Biletskiy Leon & Biletskaya Maria ; Son: Roman ; Daughter: Vasilik Yaroslava (Biletskaya)
Biletskiy Leon & Biletskaya Maria ; Son: Roman ; Daughter: Vasilik Yaroslava (Biletskaya)
Righteous
Roman Biletskiy, front row 2nd from right. Yad Vashem Ceremony
Biletskiy, Leon
Biletskaya, Mariya
Biletskiy, Roman
Vasilik (Biletskaya), Yaroslava
Biletskiy, Yevgeniy
Biletskiy, Yulian
Kifor (Biletskaya), Anna
Leon Biletskiy lived with his wife, Mariya, and two children Roman and Yaroslava on a khutor shared with his brother Yevgeniy Biletskiy and his children Yulian and Anna near the village of Zawalów, Tarnopol District (today Zavaliv, Ternopil’ District). Leon was a forest warden and the rest of the family worked the farm. The Biletskiys were Sabbatarians, and consequently led a different lifestyle than the other locals. One night in the early autumn of 1943, two Jews, Hershko Grau and Shiko Zisser, arrived at the khutor. Zisser, who knew Leon from before the war, told the Biletskiys about how they had been among the 140 Jews that escaped from the ghetto in Podhajce (Pidhaytsi) on the eve of its liquidation on June 6, 1943, and how they had then wandered around and been attacked by Ukrainian nationalists, who had murdered most of the escapees, among them their leader Israel Zilber. From the original group that fled the ghetto, only 20 were still alive, among them the three Rozman sisters, Ridkis family, Feldberg family, the pharmacist Chaim Weintraub, Izio Loeb, Mina Blumenfeld, Sabina Schnitser and some others. As Leon knew the area very well, he took these Jews to a place in the forest that was suitable for the construction of a bunker and also arranged for the provision of food. Later he found the three Zilber siblings – the sons and daughter of Israel Zilber – and a Jewish woman, Gitla Fink, in the forest and brought them to the hiding place. When the suspicion arose that the bunker had been exposed, all the Jews hidden there moved to the Biletskiys’ home and, in the course of one night, they were transferred to a different part of the forest, where a new hideout was built. In December 1943, the locals also detected this place, and the Biletskiys made a third bunker closer to their home. Every day, childrenfrom the two Biletskiy families took food to their wards and cared for their other needs until the first liberation of the area in April 1, 1944. Following the German counter attack the Jewish survivors left with the retreating Soviet troops and some of them joined the Red Army. After the war, the majority of the rescued left the area and migrated to Israel or the United States, from where their ties with the Biletskiy families were continued.

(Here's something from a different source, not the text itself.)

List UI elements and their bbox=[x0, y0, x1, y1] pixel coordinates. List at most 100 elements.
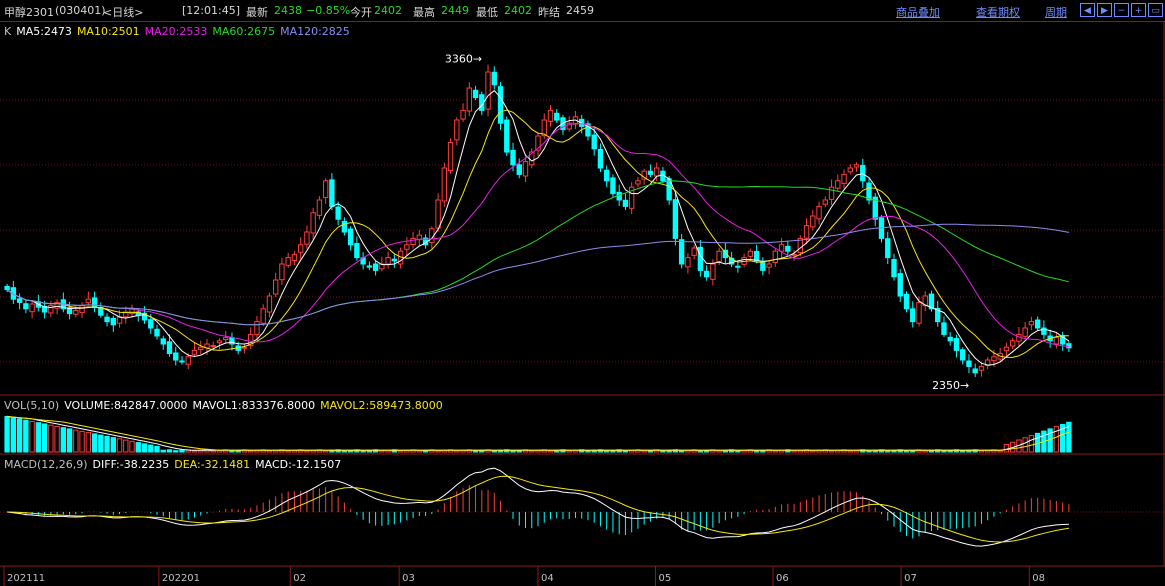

On January 3, 1990, Yad Vashem recognized Leon Biletskiy, Mariya Biletskaya, their son, Roman Biletskiy, Yevgeniy Biletskiy, and his son, Yulian Biletskiy, as Righteous Among the Nations.
On January 14, 1996, Yad Vashem recognized Yaroslava Vasilik (née Biletskaya) and Anna Kifor (née Biletskaya) as Righteous Among the Nations.